ScriptRunner for Jira cloud and ScriptRunner for Confluence cloud both run on the same set of AWS infrastructure.
The public-facing web services handle ~19 million inbound requests per day and make at least 120 million outbound requests to Atlassian on behalf of our customers. We decided to move them out of a "legacy" shared AWS account, that was running a number of different workloads for different products, and into their own set of AWS accounts: one for each of the three environments we deploy into (dev, staging, production). Downtime wasn't an option we could realistically consider.
We needed to move workloads running on ECS and Lambda, and replicate 100s of GBs of storage in DynamoDB and S3 all while the product was being actively used by customers.
We decided that the new service hosting infrastructure would run behind new URLs and therefore DNS records. This isolated the new AWS accounts better and gave us more control because we could manage the traffic migration ourselves instead of having a single "big bang" DNS change.
The new infrastructure would differ from the original in one major way: the entry point for all requests would have a new routing service with feature flagged routing logic. If the feature flag was off, traffic would be sent to the old/legacy AWS account.

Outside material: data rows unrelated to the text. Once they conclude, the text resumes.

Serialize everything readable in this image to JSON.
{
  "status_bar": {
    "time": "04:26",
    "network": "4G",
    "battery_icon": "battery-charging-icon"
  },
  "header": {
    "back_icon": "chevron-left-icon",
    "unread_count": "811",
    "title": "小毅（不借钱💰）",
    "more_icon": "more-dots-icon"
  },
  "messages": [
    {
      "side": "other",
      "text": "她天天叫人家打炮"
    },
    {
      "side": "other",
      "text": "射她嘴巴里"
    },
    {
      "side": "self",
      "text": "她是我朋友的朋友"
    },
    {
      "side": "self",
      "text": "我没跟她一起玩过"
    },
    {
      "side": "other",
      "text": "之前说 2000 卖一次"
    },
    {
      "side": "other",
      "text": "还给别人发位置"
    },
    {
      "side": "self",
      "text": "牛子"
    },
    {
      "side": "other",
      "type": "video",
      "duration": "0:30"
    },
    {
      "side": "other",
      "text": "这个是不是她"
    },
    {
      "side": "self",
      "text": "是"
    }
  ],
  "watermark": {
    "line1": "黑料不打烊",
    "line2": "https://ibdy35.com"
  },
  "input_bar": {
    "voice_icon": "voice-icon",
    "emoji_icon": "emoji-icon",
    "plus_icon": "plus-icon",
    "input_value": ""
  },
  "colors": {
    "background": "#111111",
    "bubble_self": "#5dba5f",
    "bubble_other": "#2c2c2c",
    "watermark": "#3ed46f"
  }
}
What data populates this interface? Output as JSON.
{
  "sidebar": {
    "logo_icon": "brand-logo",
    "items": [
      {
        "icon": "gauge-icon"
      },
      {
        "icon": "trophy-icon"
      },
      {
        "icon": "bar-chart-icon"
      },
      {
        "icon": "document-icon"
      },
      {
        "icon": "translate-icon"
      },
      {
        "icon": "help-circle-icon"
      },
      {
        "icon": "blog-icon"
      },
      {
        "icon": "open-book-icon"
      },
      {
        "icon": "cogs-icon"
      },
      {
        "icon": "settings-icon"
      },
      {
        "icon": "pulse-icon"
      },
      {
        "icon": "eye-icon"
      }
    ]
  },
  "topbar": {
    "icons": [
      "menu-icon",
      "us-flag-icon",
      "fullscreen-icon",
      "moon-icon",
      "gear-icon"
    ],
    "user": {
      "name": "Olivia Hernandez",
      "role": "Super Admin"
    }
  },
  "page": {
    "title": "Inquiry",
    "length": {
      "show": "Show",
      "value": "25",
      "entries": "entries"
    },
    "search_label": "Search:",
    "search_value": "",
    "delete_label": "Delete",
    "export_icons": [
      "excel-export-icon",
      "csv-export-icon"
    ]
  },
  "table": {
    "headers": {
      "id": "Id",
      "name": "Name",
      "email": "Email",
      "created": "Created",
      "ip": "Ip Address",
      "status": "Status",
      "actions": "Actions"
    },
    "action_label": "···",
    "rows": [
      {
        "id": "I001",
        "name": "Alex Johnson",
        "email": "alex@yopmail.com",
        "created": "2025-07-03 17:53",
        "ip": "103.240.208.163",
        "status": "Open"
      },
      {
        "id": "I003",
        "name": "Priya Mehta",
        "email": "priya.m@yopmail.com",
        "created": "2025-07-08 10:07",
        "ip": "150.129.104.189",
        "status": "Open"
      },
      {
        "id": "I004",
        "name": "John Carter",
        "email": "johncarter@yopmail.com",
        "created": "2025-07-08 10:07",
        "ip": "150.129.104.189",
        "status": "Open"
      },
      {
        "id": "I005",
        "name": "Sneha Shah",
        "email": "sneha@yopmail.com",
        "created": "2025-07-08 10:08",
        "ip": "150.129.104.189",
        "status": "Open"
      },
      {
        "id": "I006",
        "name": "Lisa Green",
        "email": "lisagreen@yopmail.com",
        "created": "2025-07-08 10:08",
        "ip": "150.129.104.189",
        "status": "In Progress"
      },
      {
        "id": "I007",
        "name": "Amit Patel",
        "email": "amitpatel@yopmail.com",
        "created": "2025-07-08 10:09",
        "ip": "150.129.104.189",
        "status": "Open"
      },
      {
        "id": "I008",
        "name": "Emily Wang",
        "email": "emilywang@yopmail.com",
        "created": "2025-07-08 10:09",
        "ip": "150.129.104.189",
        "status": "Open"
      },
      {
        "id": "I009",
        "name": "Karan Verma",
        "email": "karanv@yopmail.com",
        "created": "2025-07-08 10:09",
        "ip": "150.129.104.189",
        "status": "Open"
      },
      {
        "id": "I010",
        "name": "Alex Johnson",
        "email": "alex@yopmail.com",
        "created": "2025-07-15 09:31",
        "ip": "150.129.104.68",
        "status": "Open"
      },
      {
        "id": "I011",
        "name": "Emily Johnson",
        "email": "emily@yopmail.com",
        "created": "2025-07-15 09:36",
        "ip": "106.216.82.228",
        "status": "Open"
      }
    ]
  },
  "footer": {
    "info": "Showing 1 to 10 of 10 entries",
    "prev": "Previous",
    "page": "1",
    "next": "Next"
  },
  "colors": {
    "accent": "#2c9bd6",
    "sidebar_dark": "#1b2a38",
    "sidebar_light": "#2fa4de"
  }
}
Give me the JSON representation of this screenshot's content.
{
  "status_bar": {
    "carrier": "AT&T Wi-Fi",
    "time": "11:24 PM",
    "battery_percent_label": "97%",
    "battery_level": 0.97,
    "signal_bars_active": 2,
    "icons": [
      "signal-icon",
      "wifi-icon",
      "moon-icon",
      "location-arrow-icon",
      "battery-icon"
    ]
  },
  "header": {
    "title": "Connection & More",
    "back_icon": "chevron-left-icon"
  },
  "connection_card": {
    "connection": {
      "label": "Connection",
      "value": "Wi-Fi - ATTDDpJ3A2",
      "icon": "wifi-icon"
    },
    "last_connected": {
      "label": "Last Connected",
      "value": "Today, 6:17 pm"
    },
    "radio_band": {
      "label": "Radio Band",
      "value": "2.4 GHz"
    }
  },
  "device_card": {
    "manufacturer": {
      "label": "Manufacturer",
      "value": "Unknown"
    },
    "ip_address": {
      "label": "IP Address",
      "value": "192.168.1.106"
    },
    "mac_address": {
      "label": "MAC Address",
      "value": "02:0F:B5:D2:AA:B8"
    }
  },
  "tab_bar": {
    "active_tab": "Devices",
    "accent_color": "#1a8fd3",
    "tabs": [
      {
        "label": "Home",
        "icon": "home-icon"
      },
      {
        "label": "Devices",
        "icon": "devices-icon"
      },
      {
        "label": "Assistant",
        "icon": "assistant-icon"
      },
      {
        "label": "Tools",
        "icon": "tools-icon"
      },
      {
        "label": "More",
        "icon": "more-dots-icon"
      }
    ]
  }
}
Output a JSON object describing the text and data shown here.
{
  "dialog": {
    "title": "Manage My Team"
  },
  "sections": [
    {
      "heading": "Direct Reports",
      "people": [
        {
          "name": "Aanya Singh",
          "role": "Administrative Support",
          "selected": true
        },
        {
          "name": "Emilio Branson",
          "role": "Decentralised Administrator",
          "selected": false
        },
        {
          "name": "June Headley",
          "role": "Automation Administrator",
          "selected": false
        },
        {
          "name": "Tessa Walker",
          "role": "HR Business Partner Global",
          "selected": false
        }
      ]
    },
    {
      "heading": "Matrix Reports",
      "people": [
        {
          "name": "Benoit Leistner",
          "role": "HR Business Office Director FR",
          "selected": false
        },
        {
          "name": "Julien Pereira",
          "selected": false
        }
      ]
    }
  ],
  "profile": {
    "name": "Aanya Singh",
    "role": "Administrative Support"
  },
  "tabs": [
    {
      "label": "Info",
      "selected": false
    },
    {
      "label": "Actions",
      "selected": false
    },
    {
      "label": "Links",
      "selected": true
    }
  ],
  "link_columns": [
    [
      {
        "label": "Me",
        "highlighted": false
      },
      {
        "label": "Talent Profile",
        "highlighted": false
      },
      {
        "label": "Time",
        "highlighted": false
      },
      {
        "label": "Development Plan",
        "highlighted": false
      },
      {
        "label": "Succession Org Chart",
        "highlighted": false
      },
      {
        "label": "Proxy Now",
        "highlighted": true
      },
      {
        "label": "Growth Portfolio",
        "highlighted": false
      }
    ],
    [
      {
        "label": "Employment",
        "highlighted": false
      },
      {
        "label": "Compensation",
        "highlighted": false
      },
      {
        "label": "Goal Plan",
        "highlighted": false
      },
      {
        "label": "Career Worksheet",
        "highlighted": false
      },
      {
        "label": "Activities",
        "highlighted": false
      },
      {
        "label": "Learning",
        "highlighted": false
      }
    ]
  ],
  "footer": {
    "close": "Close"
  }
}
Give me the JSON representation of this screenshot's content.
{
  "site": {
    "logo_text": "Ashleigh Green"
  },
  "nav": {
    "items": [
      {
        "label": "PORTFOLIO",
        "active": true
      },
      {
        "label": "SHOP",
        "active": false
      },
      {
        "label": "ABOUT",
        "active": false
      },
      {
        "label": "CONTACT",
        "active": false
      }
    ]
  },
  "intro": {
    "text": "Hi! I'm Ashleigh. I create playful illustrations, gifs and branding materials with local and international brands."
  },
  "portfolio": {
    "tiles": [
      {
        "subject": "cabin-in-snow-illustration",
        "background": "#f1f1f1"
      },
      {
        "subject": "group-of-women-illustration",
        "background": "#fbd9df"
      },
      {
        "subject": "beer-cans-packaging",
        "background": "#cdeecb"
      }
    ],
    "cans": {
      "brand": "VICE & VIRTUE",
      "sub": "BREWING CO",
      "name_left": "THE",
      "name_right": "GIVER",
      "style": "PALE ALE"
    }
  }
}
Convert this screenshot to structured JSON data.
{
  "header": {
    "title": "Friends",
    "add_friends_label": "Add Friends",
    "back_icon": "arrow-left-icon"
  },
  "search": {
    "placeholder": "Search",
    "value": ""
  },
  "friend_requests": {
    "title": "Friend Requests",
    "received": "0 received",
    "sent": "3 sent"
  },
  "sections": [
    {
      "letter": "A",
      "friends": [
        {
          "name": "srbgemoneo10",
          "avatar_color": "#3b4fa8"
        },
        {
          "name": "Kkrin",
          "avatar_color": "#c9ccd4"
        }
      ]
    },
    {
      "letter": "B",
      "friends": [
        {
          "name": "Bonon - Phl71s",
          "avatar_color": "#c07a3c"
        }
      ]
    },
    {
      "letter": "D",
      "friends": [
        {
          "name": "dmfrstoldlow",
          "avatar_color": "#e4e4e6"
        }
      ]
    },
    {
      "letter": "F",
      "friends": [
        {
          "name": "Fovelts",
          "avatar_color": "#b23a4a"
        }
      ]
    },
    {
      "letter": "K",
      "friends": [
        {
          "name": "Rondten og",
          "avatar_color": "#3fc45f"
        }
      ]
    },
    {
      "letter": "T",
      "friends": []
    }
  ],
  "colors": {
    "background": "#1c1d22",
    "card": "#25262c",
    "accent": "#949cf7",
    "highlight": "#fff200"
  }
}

This was the first piece of infrastructure we were able to stand up and test in the new AWS accounts and start using with production traffic before anything else in the accounts was ready. Although we know that products like nginx and haproxy are designed for this kind of problem-solving we didn't have experience with those products. We've run a battle-tested Ratpack-based proxying service for outbound traffic for several years, so we cloned, simplified, and deployed that instead.
Once we had the router in place we released a change to our customers which moved them all over to the new URLs where all traffic was then redirected straight back to the original AWS account. The URL change took ~24hrs to roll-out due to the way Atlassian pushes updates to cloud customers so we were able to monitor and validate the behaviour of the routing services as the request load scaled up.
The journey of a thousand miles
While we implemented the routing setup just described, other members of the team involved in this project reconfigured our build pipelines in both Bamboo and Bitbucket Pipelines to deploy all our existing infrastructure into the new AWS accounts. This included several Terraform repos covering the supporting/shared infrastructure like load balancers, caches, DynamoDB tables, the workloads on ECS plus several other repos using AWS SAM for our Lambda-based services. We had to make application changes to some services so they used the same feature flag that our router was using to ensure that scheduled business logic did not yet run in the new infrastructure. If we didn't do that then some scripts and background processes would have started running in both sets of infrastructure at the same time.
For the live replication of customer's data we initially looked at an AWS blog for a DynamoDB replication but the defaults were quite expensive and slow: we racked up a $12k bill over a weekend. We could tolerate a decent amount of eventual consistency with database writes reaching the new AWS account so "all" we had to do was reimplement a more cost and performance-efficient approach and then leave it running.
For data stored in S3, we first tried Amazon's built-in cross account replication but the lag on that was 10s of seconds in duration (peaking at 40s) which was way more than we could tolerate. Instead, we opened up access to the S3 buckets in the new AWS accounts and reimplemented the relevant part of our Java services so they were able to write to multiple S3 buckets if the relevant feature flag was enabled, providing replication of data with milliseconds of latency. The mistake we made here initially was forgetting to set an "Access Control List" of "Bucket Owner has Full Control" so that cross-account writes could be fully accessed by the target AWS account.
Once everything was being deployed and data was being replicated into the new AWS account in a timely fashion we duplicated all the automated testing that our deployment pipelines rely on to give us confidence in continuous deployment, so that the new infrastructure was being tested at the same level as our existing infrastructure. Anecdotally we noticed that flakey tests passed more often in the new infrastructure...
Using the aforementioned feature flag we could run tests against the old infra or the new infra on a whim and also test what happens when the flag is switched on or off. Some of you may have noticed that we only built data replication going in one direction (from the old account to the new account), so once we enabled the routing feature flag for a customer we would not be able to turn the flag off for that customer without some data loss. We had decided that building bi-directional replication between the two AWS accounts was asking for more trouble than it was worth. This raised the stakes a bit.
Lessons learned
Once we enabled the feature flag in the router service our new infrastructure handled the increase in production traffic really well. Since then we've removed the feature flag from the router (no going back now!) and have started scaling down and removing AWS resources from the old account. We'll be disabling the DynamoDB data replication and removing the business logic that writes to multiple S3 buckets in different accounts when we're certain no more traffic is hitting the old account. The feature flag that prevents scheduled business logic from running will be removed once the old infrastructure no longer exists.
So there you have it, a lot of careful planning and preparation meant everything worked as expected. Lessons learnt include: not necessarily trusting AWS's recommendations, validating solutions before committing to them and relying on the tech you know reduces unnecessary risks.